When a promoter wants a pro sanction, it is issued on the grounds that he also has set a date for the 'junior racers'. The pros are happy because on Sunday they have the strip to themselves, and the little guys are happy because on Saturday they have the strip to themselves. The promoters are all grins because they have two gates, and the sanctioning organization is happy because membership has tripled. Think there won't be a gate on Saturday? Remember, not all 'big cars' are in the pro ranks. And someone is fighting to get a red card so they can race on Sunday - and a lot of people will be out there to see if the local hero can make the grade.

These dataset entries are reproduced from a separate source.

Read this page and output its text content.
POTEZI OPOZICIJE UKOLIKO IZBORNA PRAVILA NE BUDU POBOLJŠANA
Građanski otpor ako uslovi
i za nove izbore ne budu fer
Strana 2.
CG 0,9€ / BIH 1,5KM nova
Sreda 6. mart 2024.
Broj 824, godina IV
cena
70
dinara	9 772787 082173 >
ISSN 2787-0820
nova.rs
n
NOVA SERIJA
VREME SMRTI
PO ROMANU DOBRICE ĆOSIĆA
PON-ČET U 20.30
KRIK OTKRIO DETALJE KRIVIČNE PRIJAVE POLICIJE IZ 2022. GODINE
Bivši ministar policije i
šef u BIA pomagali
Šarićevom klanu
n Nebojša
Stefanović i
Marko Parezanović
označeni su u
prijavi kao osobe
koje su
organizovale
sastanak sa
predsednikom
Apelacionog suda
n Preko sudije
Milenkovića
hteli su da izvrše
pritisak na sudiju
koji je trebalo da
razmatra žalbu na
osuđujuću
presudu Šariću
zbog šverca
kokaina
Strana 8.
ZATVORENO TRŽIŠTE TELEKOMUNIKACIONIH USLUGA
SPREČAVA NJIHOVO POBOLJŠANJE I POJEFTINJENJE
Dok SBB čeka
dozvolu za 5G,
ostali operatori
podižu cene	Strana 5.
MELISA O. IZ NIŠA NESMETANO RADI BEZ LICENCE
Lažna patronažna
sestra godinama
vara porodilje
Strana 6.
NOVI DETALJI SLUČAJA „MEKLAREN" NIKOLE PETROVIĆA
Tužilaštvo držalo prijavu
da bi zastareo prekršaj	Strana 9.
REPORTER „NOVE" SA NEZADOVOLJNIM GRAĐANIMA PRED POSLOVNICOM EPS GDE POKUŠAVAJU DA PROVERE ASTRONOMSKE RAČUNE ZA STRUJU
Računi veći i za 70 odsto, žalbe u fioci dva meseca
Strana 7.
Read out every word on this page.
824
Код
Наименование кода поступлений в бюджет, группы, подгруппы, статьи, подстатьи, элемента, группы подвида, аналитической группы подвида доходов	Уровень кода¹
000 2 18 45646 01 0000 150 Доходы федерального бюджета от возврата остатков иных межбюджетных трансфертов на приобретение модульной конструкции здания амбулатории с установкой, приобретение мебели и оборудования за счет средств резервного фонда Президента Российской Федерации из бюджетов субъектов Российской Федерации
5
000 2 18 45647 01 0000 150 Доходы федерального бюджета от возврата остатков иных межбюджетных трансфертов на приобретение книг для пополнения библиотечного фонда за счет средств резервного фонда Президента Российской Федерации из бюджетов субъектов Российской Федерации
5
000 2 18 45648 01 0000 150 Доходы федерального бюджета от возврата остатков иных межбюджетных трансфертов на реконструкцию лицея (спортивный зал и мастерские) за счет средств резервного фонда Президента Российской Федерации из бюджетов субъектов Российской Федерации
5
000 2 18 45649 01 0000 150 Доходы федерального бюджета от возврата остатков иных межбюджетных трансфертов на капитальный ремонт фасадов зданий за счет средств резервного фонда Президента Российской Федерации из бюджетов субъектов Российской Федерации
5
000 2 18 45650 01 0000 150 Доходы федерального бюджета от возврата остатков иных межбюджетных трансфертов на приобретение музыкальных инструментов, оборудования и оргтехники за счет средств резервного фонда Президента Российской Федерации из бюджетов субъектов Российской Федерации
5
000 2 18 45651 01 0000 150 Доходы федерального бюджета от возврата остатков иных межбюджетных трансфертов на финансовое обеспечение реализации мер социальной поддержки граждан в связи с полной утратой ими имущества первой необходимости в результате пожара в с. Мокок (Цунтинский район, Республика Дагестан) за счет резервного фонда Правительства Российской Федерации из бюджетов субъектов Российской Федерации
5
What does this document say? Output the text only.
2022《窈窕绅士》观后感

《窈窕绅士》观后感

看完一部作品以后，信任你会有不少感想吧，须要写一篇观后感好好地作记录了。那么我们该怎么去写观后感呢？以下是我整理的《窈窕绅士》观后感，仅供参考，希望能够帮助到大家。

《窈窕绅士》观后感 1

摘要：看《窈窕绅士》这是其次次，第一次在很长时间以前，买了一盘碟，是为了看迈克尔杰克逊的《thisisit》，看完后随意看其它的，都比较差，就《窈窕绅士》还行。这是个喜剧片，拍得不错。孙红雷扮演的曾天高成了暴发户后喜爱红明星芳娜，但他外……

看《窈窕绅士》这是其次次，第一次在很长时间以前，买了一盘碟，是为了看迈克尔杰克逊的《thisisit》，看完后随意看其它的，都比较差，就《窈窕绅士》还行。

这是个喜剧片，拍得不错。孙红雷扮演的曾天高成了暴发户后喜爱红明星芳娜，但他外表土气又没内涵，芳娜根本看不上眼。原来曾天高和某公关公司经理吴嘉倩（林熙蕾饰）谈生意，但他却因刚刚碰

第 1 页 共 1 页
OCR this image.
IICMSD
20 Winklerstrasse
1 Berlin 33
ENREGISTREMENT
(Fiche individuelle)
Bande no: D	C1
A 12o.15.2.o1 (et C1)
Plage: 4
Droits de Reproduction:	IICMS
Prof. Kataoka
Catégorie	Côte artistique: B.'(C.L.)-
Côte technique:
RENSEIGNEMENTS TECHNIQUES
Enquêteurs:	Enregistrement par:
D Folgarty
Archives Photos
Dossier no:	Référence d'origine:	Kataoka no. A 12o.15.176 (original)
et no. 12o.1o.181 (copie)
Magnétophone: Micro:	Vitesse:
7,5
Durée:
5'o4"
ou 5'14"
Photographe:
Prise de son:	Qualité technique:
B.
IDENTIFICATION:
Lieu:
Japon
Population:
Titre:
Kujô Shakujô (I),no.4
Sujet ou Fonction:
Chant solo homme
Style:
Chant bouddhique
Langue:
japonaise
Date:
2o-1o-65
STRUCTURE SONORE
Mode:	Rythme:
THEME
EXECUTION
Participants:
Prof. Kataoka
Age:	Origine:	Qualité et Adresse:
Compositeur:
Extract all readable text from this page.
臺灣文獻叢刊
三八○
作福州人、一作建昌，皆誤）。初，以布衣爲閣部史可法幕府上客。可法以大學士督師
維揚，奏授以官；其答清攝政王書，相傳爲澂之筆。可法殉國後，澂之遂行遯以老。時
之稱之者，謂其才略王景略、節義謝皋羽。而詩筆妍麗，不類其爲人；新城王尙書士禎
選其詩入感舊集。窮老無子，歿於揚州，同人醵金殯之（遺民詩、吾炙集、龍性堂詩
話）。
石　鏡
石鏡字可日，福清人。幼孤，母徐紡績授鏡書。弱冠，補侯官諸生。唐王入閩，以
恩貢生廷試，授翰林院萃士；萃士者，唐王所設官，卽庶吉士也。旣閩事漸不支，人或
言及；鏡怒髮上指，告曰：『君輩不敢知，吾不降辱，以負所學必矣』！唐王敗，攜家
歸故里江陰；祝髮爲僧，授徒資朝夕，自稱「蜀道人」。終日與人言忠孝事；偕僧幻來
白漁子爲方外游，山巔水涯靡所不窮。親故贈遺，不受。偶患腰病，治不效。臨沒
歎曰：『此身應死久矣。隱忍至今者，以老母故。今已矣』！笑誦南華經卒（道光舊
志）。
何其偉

Decide for yourself if these thoughts from 1974 are relevant today. And keep in mind, this is a simplified and edited version of one person's train of thought. But I've heard similar concepts being pitched lately. And just today, I saw a piece on Competition Plus.com calling for John Force to be instated as President of the NHRA. They made a viable argument for the idea, too. Bottom line: Times have changed, but nothing's new. We can only hope to learn from the past. Ultimately, I find the vast array of ideas being kicked around to be encouraging - compelling, even. I'm just glad we're finally talking about it and hope we aren't too late to the conversation. Because the next step is getting into action and the time for that was about 25 years ago.



Reality depth perception question: Has this squirrely guy gone nuts, or have this guy's nuts gone squirrely? Consider your answer carefully.

That's right, it's a Littleford HandeeBox tool trailer. This one is serving a masonry enterprise, but could easily be converted to automotive duty. You know this would look great following your old Cushman service scooter around. But how many squirrels do you imagine it holds?

BONUS: Never-before-seen out takes from this post! Collect them all! Trade with your friends! Start a photo album! It's fun!!!